C’est au prisme de la relation d’enquête comme travail spécifique – l’enquête en tant qu’expérience ancrée de travail, faisant partie du métier des chercheurs en sciences humaines et sociales – que sera analysée la place occupée par les émotions, affects et sentiments dans l’enquête. Les émotions seront ainsi envisagées dans le travail d’enquête en tant qu’effets, outils et supports de l’action qui agissent sur la relation enquêtrice-enquêtés et sont agies par cette relation. Qu’elles puissent et doivent être envisagées ainsi, c’est ce que l’approche deweyenne des émotions conduit à penser. Dewey (1971) les considère tout à la fois dans une dimension « transactionnelle » (elles sont un mode de transaction, d’interaction entre l’organisme et son environnement) et dans une dimension pratique (on s’intéresse à ce qu’elles font et accomplissent). Je mettrai ici l’accent sur deux dimensions : le caractère situé des émotions, d’une part, et la structure dramaturgique des émotions dans le travail d’enquête, d’autre part. Le caractère situé des émotions signifie que lorsque les émotions se produisent dans l’action (relation d’enquête), elles s’expriment dans des moments de tension et anticipent de nouvelles actions. Le « travail des émotions » (Dewey, 2005)[8] intervient dans l’ajustement de l’interaction entre les chercheurs et les enquêtés et invite l’action à s’engager dans de nouvelles directions (Dewey, 2003). Elles ont également le pouvoir de stopper l’interaction. La structure dramaturgique (Quéré, 2018) des émotions, quant à elle, signifie que le travail d’enquête comporte un caractère d’intrigue, d’incertitude et des procédés de présentation de soi et de contrôle de l’information sociale (Goffman, 1975).

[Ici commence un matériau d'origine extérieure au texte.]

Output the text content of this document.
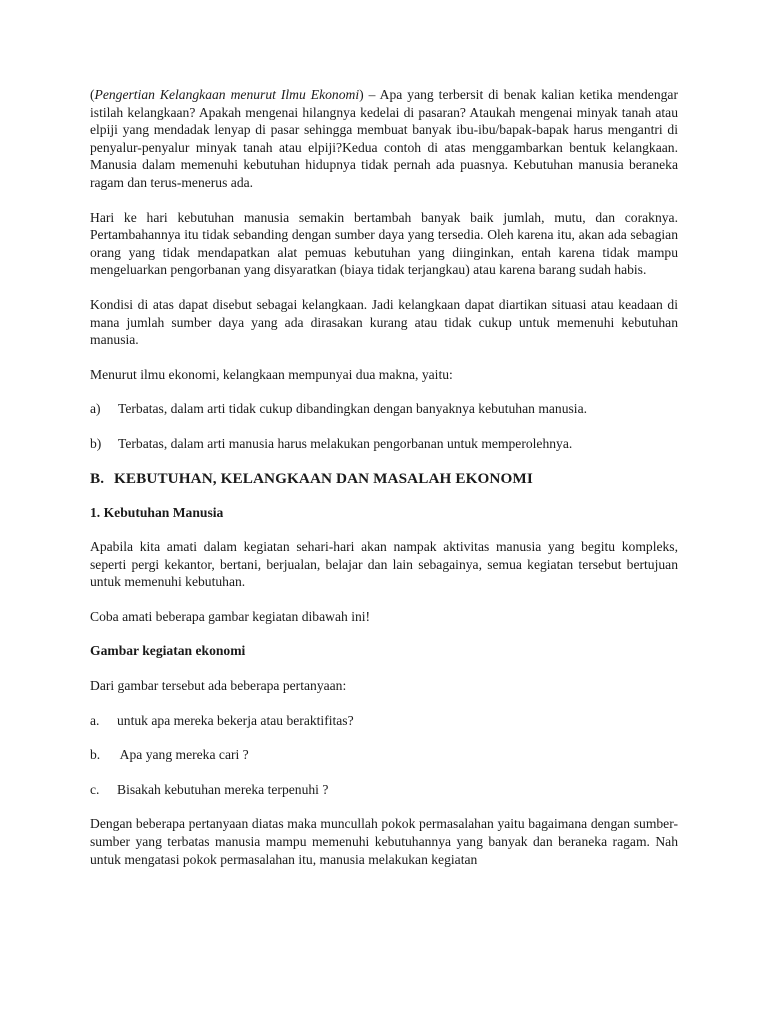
(Pengertian Kelangkaan menurut Ilmu Ekonomi) – Apa yang terbersit di benak kalian ketika mendengar istilah kelangkaan? Apakah mengenai hilangnya kedelai di pasaran? Ataukah mengenai minyak tanah atau elpiji yang mendadak lenyap di pasar sehingga membuat banyak ibu-ibu/bapak-bapak harus mengantri di penyalur-penyalur minyak tanah atau elpiji?Kedua contoh di atas menggambarkan bentuk kelangkaan. Manusia dalam memenuhi kebutuhan hidupnya tidak pernah ada puasnya. Kebutuhan manusia beraneka ragam dan terus-menerus ada.

Hari ke hari kebutuhan manusia semakin bertambah banyak baik jumlah, mutu, dan coraknya. Pertambahannya itu tidak sebanding dengan sumber daya yang tersedia. Oleh karena itu, akan ada sebagian orang yang tidak mendapatkan alat pemuas kebutuhan yang diinginkan, entah karena tidak mampu mengeluarkan pengorbanan yang disyaratkan (biaya tidak terjangkau) atau karena barang sudah habis.

Kondisi di atas dapat disebut sebagai kelangkaan. Jadi kelangkaan dapat diartikan situasi atau keadaan di mana jumlah sumber daya yang ada dirasakan kurang atau tidak cukup untuk memenuhi kebutuhan manusia.

Menurut ilmu ekonomi, kelangkaan mempunyai dua makna, yaitu:

a)	Terbatas, dalam arti tidak cukup dibandingkan dengan banyaknya kebutuhan manusia.
b)	Terbatas, dalam arti manusia harus melakukan pengorbanan untuk memperolehnya.

B. KEBUTUHAN, KELANGKAAN DAN MASALAH EKONOMI

1. Kebutuhan Manusia

Apabila kita amati dalam kegiatan sehari-hari akan nampak aktivitas manusia yang begitu kompleks, seperti pergi kekantor, bertani, berjualan, belajar dan lain sebagainya, semua kegiatan tersebut bertujuan untuk memenuhi kebutuhan.

Coba amati beberapa gambar kegiatan dibawah ini!

Gambar kegiatan ekonomi

Dari gambar tersebut ada beberapa pertanyaan:

a.	untuk apa mereka bekerja atau beraktifitas?
b.	Apa yang mereka cari ?
c.	Bisakah kebutuhan mereka terpenuhi ?

Dengan beberapa pertanyaan diatas maka muncullah pokok permasalahan yaitu bagaimana dengan sumber-sumber yang terbatas manusia mampu memenuhi kebutuhannya yang banyak dan beraneka ragam. Nah untuk mengatasi pokok permasalahan itu, manusia melakukan kegiatan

Dans ce qui suit, il s’agira donc de proposer une conception de l’enquête sociologique comme expérience ancrée dans laquelle la constitution émotionnelle de l’engagement joue un rôle important. Cette constitution émotionnelle sera entendue dans ses trois dimensions : 1) les émotions des acteurs rencontrés et la manière dont ils rendent compte de leurs expériences dans l’enquête; 2) les manières d’être affectée de la chercheuse et le processus de « se laisser affecter » (Favret-Saada, 1977, 1990) comme moyen d’accès aux émotions d’autrui; 3) les émotions et les affects qui renseignent les chercheurs sur leur propre rapport au terrain, sur leur place en tant que chercheurs, sur leur rapport à l’objet (Devereux, 1980) et sur leur manière de rendre compte de la réalité observée (Laplantine, 2005). Sur le terrain « miné » (Albera, 2001) des réfugiés, il est préjudiciable de faire l’économie des affects, d’une part parce que les émotions et affects des enquêtés sont saillants, d’autre part parce que la question de la place du chercheur ou de la chercheuse se pose de façon aiguë. La composition émotionnelle de l’enquête intervient dans le contenu aussi bien que dans la dynamique de cette dernière : dans l’expérience des enquêtés, dans l’expérience de l’enquêteur ou enquêtrice lorsqu’il ou elle tente de rendre compte de ce qui se passe dans l’enquête, et dans l’expérience comme moyen de s’orienter dans l’enquête et de résoudre les différents types de problèmes qui y surgissent (Dewey, 1967, 2003).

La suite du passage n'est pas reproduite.